February 10, 2020

Become a Data Scientist in 2020 with these 5 resources

I am a Mechanical engineer by education. And I started my career with a core job in the steel industry.

With those heavy steel enforced gumboots and that plastic helmet, venturing around big blast furnaces and rolling mills. Artificial safety measures, to say the least, as I knew that nothing would save me if something untoward happens. Maybe some running shoes would have helped. As for the helmet. I would just say that molten steel burns at 1370 degrees C.

As I realized based on my constant fear, that job was not for me, and so I made it my goal to move into the Analytics and Data Science space somewhere around in 2011. From that time, MOOCs have been my goto option for learning new things, and I ended up taking a lot of them. Good ones and bad ones. More additional Info At Data Science Online Training

Now in 2020, with the Data Science field changing so rapidly, there is no shortage of resources to learn data science. But that also often poses a problem for a beginner as to where to start learning and what to learn? There are a lot of great resources on the internet, but that means there are a lot of bad ones too.

1) Python 3 Programming Specialization

First, you need a programming language. This specialization from the University of Michigan is about learning to use Python and creating things on your own.

You will learn about programming fundamentals like variables, conditionals, and loops, and get to some intermediate material like keyword parameters, list comprehensions, lambda expressions, and class inheritance.

You might also like to go through my Python Shorts posts while going through this specialization.

2) Applied Data Science with Python

This specialization inApplied Data Science with Python gives an intro to many modern machine learning methods that you should know about. Not a thorough grinding, but you will get the tools to build your models.

3) Machine Learning Theory and Fundamentals

After doing these above courses, you will gain the status of what I would like to call a “Beginner.”

Yet, you do not fully understand all the math and grind that goes behind all these models.

You need to understand what goes behind the clf.fit. Its time to face the music. Nobody is going to take you seriously till you understand the Math behind your models.

4) Learn Statistical Inference

You will learn about hypothesis testing, confidence intervals, and statistical inference methods for numerical and categorical data.
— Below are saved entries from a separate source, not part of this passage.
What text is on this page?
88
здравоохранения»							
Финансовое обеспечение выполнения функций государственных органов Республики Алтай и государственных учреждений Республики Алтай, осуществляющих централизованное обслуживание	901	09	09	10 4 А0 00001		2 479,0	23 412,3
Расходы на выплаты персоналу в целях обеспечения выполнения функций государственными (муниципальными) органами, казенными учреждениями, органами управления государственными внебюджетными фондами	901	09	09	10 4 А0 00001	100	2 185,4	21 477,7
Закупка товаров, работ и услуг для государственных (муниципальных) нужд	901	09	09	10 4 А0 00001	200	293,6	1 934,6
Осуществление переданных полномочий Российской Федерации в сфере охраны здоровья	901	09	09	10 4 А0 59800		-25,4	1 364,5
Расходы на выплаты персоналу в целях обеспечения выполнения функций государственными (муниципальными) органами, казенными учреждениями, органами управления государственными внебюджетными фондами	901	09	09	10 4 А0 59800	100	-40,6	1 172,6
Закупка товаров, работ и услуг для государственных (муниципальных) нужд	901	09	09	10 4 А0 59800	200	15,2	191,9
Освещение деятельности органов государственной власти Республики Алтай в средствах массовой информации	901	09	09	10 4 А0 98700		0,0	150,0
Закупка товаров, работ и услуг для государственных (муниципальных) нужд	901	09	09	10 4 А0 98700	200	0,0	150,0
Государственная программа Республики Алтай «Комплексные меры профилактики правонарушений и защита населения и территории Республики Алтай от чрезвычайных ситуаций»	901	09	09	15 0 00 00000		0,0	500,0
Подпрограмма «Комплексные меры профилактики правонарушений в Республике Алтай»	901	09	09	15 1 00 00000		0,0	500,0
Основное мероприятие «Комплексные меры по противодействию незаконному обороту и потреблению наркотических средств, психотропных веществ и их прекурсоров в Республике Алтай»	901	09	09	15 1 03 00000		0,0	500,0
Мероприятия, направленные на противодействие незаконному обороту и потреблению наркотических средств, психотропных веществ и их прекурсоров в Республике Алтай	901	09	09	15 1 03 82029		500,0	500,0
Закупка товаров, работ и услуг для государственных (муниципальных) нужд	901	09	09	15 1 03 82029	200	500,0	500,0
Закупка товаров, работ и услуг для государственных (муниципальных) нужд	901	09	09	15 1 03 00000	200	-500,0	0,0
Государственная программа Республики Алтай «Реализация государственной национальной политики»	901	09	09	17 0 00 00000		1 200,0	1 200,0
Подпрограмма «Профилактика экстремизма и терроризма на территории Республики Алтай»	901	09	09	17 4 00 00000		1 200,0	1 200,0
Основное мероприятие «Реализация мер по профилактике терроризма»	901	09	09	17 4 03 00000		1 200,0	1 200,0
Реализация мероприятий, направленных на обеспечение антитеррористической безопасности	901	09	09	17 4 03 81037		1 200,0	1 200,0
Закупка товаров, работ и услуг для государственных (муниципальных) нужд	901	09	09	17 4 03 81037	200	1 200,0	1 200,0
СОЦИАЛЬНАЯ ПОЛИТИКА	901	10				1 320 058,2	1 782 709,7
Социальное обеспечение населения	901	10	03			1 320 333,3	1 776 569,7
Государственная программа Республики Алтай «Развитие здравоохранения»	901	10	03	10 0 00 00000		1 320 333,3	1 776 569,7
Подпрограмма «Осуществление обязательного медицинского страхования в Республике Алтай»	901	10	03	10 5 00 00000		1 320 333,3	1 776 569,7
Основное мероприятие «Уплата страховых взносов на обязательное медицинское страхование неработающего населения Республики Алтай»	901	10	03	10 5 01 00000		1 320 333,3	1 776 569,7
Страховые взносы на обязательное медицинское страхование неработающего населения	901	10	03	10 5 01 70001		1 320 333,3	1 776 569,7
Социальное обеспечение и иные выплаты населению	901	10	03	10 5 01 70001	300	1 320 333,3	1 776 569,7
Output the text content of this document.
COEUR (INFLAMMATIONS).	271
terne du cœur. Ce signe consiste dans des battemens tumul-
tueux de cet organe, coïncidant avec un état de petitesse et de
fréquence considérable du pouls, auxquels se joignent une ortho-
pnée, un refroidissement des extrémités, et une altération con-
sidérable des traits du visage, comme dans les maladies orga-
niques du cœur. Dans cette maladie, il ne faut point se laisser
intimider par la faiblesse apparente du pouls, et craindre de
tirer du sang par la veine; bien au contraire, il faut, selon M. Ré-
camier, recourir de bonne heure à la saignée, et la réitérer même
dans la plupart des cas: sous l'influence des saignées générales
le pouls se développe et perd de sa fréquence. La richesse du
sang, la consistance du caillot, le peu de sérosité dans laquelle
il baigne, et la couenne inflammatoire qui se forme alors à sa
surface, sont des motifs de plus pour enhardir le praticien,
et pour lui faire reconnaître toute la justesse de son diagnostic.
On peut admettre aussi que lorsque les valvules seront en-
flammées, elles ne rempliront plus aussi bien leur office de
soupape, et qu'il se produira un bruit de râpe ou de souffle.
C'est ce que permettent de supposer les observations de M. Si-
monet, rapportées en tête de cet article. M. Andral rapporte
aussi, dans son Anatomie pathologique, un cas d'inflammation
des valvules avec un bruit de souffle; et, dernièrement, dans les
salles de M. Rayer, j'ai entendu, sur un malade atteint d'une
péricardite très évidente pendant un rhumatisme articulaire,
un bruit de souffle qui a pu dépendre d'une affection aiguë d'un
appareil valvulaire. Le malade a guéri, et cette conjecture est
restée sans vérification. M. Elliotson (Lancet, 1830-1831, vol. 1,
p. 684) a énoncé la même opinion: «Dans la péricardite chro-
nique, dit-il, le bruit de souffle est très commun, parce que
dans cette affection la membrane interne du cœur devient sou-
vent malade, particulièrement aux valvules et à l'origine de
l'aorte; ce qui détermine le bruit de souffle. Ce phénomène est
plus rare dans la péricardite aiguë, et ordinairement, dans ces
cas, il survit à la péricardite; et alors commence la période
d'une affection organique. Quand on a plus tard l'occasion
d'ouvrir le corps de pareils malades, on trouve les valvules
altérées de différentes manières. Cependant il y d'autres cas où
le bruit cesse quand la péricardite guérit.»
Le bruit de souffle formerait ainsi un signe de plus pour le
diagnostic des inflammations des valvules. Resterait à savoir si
5) Learn SQL Basics for Data Science

While we feel much more accomplished by creating models and coming up with the different hypotheses, the role of data munging can’t be understated.

And with the ubiquitousness of SQL when it comes to ETL and data preparation tasks, everyone should know a little bit of it to at least be useful. Read on to Find more Python Online Training

SQL has also become a de facto standard of working with Big Data Tools like Apache Spark. This SQL specialization from UC Davis will teach you about SQL as well as how to use SQL for distributed computing.